Theories are yours – systems are at fault, leaders, I’m missing all sides of the whole story, this is just an American thing or a tech thing or HR’s problem.  But ask yourself if the above is worth risking employee goodwill and shareholder value?

For the courageous manager who wants to change, first get some data and then get a coach.  Hold a 360 feedback review, partner with your HRBP, complete some personality assessments, and review the shadow side details of your defaults.  Then ask: how am I contributing to the problem I am seeking to solve?  Who owns culture here?  What don’t I know? What are my blindspots?
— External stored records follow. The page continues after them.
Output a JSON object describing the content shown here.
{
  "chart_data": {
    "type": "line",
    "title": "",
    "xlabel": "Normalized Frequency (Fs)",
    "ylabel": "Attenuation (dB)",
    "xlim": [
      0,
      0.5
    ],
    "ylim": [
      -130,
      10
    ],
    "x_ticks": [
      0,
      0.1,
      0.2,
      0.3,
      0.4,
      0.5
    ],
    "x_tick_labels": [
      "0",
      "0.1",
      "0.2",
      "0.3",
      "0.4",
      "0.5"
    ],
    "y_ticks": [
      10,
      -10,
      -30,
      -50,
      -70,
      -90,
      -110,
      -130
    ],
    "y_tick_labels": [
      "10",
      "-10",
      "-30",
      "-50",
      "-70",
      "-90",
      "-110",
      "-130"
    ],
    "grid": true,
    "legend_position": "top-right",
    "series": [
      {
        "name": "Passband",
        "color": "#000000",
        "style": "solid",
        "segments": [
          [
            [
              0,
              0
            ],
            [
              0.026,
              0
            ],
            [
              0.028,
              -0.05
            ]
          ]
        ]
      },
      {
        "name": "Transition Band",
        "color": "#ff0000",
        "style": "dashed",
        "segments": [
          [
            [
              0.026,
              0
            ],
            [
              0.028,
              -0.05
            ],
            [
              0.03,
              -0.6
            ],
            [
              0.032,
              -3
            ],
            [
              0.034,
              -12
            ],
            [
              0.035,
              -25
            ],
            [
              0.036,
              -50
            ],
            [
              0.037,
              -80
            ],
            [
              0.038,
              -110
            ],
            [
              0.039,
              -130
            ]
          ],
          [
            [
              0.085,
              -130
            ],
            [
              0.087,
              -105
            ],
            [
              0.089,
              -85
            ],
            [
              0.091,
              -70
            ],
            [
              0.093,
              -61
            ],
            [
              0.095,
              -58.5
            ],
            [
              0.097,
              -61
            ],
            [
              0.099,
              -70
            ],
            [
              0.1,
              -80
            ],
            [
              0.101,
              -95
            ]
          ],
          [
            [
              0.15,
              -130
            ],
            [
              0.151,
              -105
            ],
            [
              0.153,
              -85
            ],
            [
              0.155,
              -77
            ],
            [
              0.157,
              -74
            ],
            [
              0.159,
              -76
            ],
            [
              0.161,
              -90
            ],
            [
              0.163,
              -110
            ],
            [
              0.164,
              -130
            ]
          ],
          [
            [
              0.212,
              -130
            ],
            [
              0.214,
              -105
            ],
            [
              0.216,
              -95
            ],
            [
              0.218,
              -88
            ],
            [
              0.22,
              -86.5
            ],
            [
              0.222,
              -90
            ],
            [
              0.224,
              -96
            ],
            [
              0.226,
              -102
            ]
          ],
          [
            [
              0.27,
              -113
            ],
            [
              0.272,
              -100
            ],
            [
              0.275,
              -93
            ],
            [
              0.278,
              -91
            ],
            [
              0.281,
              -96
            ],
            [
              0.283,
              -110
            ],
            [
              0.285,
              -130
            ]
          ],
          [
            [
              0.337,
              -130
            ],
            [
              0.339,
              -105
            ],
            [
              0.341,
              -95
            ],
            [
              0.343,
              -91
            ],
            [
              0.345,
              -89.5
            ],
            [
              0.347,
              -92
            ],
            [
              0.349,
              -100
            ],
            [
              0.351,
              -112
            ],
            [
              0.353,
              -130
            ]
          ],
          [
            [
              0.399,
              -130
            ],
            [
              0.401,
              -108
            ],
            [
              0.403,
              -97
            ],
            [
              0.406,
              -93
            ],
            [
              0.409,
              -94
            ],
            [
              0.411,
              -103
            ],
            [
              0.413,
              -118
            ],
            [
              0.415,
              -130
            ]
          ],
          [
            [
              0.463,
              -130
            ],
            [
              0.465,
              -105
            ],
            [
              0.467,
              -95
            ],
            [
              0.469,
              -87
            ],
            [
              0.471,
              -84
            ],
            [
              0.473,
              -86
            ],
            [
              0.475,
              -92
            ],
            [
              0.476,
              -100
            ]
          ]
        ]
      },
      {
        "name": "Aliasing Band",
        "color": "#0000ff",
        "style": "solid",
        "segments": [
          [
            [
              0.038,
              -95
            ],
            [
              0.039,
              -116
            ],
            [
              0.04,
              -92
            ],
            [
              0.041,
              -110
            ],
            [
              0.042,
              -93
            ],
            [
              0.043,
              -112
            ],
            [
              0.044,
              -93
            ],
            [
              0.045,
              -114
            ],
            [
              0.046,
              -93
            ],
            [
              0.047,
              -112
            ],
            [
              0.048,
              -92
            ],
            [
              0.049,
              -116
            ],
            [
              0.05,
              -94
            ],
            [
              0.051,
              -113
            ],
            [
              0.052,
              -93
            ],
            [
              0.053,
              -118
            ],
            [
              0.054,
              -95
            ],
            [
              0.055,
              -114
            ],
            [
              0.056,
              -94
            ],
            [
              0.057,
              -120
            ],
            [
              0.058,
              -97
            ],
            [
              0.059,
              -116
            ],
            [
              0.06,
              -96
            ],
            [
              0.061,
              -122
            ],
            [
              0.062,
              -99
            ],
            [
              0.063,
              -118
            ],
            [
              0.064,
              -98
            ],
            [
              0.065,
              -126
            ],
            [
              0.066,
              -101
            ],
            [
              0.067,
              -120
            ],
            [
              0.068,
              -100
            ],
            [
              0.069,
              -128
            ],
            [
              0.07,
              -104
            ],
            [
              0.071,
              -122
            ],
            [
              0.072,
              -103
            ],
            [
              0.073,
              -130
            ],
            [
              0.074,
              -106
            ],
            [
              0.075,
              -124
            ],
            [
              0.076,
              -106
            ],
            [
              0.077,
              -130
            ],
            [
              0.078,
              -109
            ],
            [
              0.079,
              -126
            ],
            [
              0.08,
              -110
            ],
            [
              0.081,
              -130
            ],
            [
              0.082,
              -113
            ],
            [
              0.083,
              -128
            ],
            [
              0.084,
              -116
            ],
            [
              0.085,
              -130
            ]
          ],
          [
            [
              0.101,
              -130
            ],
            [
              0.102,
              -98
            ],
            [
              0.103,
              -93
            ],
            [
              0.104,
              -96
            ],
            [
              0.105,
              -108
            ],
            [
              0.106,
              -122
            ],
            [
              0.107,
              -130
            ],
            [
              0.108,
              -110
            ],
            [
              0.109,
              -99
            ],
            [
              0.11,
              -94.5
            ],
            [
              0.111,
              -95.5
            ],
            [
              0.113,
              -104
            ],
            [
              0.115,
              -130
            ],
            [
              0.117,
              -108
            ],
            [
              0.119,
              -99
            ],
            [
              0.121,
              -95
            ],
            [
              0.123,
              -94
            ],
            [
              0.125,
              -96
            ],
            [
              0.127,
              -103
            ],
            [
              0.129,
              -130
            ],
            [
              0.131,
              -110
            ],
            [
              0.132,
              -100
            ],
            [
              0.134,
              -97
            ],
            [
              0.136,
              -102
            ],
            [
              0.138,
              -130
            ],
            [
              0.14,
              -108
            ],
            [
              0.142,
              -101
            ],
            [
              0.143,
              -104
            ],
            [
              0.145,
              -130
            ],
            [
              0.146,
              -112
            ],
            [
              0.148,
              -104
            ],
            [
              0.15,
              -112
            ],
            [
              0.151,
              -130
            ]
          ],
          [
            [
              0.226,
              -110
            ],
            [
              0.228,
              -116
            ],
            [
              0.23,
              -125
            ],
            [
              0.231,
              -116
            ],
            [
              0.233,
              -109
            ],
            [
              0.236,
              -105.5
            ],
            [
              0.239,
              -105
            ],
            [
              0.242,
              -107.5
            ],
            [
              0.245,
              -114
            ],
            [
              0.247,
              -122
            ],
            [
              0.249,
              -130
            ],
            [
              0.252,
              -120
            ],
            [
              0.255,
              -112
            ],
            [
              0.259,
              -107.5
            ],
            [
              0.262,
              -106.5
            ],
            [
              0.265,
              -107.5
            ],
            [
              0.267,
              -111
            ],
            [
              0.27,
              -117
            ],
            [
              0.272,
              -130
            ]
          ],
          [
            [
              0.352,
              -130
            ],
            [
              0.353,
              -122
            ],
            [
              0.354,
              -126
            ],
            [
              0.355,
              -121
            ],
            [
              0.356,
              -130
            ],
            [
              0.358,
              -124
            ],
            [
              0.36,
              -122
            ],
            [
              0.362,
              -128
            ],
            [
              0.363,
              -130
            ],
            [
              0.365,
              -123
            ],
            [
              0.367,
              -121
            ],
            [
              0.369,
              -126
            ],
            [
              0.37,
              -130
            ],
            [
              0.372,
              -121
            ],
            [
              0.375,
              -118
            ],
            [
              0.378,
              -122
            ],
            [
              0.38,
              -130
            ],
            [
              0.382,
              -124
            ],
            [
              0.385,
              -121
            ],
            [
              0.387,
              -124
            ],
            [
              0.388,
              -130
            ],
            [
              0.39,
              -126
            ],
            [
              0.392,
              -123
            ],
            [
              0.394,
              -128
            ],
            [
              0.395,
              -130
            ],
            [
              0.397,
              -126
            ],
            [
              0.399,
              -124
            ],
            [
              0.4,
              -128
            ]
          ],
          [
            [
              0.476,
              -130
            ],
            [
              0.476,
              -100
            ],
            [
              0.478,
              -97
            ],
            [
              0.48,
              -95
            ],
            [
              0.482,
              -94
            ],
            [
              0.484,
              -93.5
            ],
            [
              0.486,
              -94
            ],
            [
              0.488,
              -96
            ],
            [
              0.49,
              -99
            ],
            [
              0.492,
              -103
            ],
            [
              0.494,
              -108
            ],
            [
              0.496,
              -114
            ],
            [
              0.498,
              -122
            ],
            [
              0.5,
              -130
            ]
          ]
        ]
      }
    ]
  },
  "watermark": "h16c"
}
What is the bigger purpose of my role – to serve, to take, to tell?  Is this the job for me?  How would I like to be treated?  What is my relationship with nurturing and giving? How can I macro-manage?  Then show your appreciation.

For the suffering worker, this is not victim blaming but empowerment cultivating, ask instead: how am I contributing to the problem I am seeking to solve?  Who owns culture here?  How willing am I to share feedback, ask for my needs, escalate?  What are my red lines?  What is the highest and best use of my time?  How is this situation helping or hurting?  What is a positive reinterpretation of the situation?  What am I learning for my future as a leader?  Then get a coach.

It’s 2020 and the earth is asking for more of our people developers.  How can they become gardeners instead of mechanics? How can they drop the armor, be vulnerable and dare to be human?  How can they perfect whole person management?  And for workers, how can you learn from these mistakes?  How can you get into the arena and grow in spite of the barriers?

How can we all gamble it all on 100% GDC – gross domestic caring?